Although it’s impossible not to look for the political angle, what you find instead is an amazingly level-headed, well-written account of what Clinton calls “an explosion of citizen service” since the conclusion of the Cold War. In a world where l00 million children in poor countries don’t go to school, and half the world’s people live on less than $2.00 a day, it’s perhaps no surprise that information technology and globalisation of commerce have made everyone more aware that the name of the game is sharing, so that all may benefit.
As for his involvement, Clinton points out that when he met Hilary in law school, she was working to provide legal services to the under-privileged. In Arkanas, she ran the legal aid clinic and prison project. She did it, he notes, because it made it her happy. Clinton himself left the White House in 200l. In 2002 he started the Foundation in his name and in 2005 convened the Clinton Global Initiative at the annual opening of the UN General Assembly. Their pledges rose from $2.7 million the first year to more than $7 million the following year.

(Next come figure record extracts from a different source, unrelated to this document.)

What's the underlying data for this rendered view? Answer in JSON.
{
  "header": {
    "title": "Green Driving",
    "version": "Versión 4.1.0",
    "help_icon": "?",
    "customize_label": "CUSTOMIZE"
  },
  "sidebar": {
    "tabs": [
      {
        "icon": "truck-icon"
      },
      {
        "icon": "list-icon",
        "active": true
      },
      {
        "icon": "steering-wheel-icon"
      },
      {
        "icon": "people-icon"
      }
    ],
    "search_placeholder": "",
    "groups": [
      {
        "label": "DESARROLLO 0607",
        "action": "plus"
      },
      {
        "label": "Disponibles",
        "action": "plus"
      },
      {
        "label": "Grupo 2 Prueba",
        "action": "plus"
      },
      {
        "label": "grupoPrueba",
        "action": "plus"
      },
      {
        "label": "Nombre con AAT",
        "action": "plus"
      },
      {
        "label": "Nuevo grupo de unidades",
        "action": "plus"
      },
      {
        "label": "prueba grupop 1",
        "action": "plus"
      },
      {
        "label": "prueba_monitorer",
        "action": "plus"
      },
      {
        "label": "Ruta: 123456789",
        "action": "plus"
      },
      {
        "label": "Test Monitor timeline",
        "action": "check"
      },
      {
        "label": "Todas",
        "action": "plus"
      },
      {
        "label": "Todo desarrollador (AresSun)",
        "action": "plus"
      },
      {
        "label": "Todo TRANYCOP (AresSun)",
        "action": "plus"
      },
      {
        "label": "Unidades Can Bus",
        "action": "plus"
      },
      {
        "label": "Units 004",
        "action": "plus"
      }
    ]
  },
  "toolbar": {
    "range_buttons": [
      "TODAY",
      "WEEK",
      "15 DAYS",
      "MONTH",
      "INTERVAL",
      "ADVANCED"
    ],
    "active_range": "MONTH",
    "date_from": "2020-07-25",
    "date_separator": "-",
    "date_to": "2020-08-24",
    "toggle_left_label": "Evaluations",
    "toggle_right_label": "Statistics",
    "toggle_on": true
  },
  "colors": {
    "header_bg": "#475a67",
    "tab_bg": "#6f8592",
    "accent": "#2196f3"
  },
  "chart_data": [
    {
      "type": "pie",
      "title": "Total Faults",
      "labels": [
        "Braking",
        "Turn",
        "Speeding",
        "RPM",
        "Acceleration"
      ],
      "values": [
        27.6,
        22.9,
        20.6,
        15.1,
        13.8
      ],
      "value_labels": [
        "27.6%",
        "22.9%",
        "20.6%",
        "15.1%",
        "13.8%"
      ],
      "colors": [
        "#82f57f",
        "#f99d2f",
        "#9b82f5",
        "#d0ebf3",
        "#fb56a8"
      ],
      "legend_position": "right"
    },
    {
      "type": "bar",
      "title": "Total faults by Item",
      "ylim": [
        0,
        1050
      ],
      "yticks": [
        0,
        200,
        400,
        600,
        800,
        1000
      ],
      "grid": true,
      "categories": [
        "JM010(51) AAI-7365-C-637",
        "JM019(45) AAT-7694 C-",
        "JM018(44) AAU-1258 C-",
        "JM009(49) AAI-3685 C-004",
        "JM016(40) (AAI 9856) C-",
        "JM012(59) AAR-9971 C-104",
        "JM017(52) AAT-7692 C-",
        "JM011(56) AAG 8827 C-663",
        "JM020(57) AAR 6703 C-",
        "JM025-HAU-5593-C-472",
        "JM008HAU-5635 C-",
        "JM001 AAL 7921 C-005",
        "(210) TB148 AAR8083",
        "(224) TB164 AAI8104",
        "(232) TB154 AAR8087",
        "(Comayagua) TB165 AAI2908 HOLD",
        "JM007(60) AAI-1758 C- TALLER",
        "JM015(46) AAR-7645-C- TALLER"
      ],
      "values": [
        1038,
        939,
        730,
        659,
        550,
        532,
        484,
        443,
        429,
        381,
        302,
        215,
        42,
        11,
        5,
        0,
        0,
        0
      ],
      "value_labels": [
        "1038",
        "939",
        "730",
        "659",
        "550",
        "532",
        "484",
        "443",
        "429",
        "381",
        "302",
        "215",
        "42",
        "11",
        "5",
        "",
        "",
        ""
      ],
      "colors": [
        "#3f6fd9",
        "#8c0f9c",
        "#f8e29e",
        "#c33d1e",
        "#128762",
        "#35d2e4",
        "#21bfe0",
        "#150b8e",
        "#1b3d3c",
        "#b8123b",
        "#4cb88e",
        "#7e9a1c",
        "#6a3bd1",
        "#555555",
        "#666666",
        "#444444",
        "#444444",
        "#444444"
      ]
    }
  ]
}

This book looks at the various ways we can give: with money, time, things, skills, good ideas, even including organizing markets for the public good (companies are making money by cutting greenhouse gases in Denmark). He discusses the part governments can play. He examines non-governmental organizations and looks at the results of their giving and how these have to checked. He includes a thorough list at the back of the book of names, books and websites.
Next year may be an election year in the US….but this seems to me to be a book for all time.